Hmmm right now we basically have 2 levels of styling:

The global styles affect the overall site styles and also act as "defaults" for blocks. If we add per-template global-styles, then we'll be adding an extra layer of complexity there and the result will be more like per-page global styles. So a completely new set of options per-template. If I change the options while editing page A, those options will only apply to that page.

If we add per-template-part global styles, we'll be able to have the "bounded" settings/options as mentioned above. So we'd be able to have different styles for the header/footer/sidebar etc as mentioned above. But template-parts are not even mandatory... I don't have to use a header template-part, it can all live in the root level. So theoretically on my theme I could add a header-theme.json file which would apply to the header template-part and allow for bounded styles like .site-header p etc. But if the user creates a template, they can just add a logo, a navigation etc directly to the page without even using the header template-part (maybe they don't even know it exists) - which would make my header styles irrelevant. The concept of template-parts is great but I don't think people building a site for the 1st time will necessarily understand them or use them, we only have a "header-content-footer" concept in our mind 'cause we've been doing this for years and understand that they are semi-separate entities. With that in mind, I'm not sure if global options specific to a template-part or even a template would be beneficial. If someone wants to have separate styles for a specific template or page, then I would assume that they will just edit the styles for each block on that specific page. If they want separate styles for a specific template-part, then they can edit the styles for each block on that template-part.

In my mind template-specific styles as well as template-part-specific styles are one-offs. They are deviations from the global, consistent styles that the global-styles enforce. As one-offs, they can/should be done on the block level, I don't think it warrants a separate json file.

oandregal commented 3 years ago

I think https://github.com/WordPress/gutenberg/pull/28533#issuecomment-769141071 by @mtias captures the direction for this. Copied verbatim below:


I see now where the difference is coming from. For me the root (or scope) is always the implicit key of the entire global style object we are dealing with. For example:

{ // implicit site root
   "styles": {},
   "settings": {},
   "blocks": {}
}

Because I think of every global styles object as something that defines a styling context and is composable. In this example site = index = root, since I guess we'd want the flexibility of specifying different settings for something like a page template vs the main index template:

// :root = body
"site": {
   "styles": {},
   "settings": {},
   "blocks": {}
}

// :root = body.page
"page": {
   ...site   /* inherits the configuration of the site and overrides specific parts */
   "styles": {},
   "settings": {},
   "blocks": {}
}

// :root = .template-part-header
"template-header": {
   ... // inherits from whatever main template contains it
   "styles": {},
   "settings": {},
   "blocks": {}
}

One scenario the above doesn't cover is a different configuration for "template-header" if it's used in "page" vs when it's used in "index", but I'm sure we can find a way to express that ("index:template-heder" and "page:template-header"). Or we might prefer to always declare sub-contexts within the "blocks" object as just "core/template-part". That's more of a detail.

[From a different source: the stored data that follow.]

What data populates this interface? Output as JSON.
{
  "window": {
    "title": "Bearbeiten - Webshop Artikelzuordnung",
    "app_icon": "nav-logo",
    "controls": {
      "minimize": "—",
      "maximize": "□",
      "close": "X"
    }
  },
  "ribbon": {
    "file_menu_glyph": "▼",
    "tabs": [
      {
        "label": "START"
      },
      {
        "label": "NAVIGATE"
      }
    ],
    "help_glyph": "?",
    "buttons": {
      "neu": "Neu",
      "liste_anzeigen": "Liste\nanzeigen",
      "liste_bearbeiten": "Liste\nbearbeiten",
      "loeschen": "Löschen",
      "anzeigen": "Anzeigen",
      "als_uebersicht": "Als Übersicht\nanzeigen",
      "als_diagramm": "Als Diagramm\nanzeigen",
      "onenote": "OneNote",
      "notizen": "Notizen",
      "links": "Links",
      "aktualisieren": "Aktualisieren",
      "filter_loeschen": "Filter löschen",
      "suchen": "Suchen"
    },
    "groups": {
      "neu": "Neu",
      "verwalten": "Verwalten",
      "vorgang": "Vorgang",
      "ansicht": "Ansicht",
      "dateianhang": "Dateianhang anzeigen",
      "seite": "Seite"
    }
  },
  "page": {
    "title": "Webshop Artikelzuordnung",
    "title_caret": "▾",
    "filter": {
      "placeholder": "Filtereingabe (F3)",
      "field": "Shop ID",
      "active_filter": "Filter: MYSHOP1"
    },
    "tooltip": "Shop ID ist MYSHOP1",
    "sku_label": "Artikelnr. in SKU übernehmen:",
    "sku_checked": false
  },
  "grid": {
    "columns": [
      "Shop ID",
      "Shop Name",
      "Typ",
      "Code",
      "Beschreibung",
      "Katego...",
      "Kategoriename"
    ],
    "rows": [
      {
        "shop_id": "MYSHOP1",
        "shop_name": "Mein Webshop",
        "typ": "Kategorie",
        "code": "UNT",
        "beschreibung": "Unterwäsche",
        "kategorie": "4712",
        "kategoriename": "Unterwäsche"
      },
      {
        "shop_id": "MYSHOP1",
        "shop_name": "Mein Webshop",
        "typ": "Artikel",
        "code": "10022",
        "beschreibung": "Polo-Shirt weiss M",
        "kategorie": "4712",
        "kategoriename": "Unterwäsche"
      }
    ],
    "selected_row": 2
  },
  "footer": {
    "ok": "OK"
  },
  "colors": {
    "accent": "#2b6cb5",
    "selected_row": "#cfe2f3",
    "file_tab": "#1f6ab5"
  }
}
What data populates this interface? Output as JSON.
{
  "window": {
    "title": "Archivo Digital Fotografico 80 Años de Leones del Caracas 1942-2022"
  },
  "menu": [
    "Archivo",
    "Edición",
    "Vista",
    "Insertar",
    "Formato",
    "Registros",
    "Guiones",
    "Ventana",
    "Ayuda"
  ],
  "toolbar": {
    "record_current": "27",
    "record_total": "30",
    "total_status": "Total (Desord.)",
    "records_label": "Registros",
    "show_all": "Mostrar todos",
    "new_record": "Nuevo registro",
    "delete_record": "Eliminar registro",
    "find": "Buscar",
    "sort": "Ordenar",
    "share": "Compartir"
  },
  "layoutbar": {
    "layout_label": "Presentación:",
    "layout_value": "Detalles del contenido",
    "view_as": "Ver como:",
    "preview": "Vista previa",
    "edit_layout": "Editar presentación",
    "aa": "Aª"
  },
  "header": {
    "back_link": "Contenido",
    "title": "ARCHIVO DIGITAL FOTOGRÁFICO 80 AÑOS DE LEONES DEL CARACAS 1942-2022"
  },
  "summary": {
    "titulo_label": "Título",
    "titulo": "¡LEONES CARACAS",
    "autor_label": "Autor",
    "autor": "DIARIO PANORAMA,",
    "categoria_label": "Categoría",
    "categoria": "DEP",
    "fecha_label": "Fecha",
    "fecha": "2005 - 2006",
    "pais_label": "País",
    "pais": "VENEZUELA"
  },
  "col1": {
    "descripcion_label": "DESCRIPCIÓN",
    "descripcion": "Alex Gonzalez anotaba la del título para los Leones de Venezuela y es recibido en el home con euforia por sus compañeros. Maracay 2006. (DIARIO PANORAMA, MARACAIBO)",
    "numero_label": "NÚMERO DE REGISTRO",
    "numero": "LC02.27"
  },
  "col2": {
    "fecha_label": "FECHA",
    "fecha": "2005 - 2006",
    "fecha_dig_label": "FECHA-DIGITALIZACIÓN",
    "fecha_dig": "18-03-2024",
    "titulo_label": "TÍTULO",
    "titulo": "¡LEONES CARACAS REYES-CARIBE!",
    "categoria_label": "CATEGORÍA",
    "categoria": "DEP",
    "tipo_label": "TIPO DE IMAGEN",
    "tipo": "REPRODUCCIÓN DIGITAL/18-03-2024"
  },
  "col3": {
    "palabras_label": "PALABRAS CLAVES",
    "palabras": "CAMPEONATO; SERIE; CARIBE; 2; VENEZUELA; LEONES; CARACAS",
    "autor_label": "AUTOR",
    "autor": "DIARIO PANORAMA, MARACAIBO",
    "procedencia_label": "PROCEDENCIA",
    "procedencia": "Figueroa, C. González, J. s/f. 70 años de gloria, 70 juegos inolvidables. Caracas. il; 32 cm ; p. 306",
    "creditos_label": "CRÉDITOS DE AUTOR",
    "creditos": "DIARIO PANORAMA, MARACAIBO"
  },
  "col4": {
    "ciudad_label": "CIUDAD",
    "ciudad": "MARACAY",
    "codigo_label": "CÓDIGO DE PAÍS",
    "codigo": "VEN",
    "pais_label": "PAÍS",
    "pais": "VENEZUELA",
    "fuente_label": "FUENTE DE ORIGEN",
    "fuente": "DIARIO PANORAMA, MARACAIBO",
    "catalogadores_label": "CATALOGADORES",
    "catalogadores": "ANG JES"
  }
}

I haven't been using the latest iterations in depth on a theme, so take my feedback as just my impression on the overall appearance of the system.

kjellr commented 3 years ago

Another use case here is the ability to set a specific background color (or frankly, entire palette) for a specific post/page template. For example, users might want to use a different background color for their homepage only, or they might want to use a specific accent color for certain post types.

mtias commented 3 years ago

Definitely, what the original proposal encapsulates for templates extends not just to the root one page but also to page-{id} or page-{slug}, with the cool addition that there doesn't need to be a concrete template defined as such, the theme.json object can still be attached.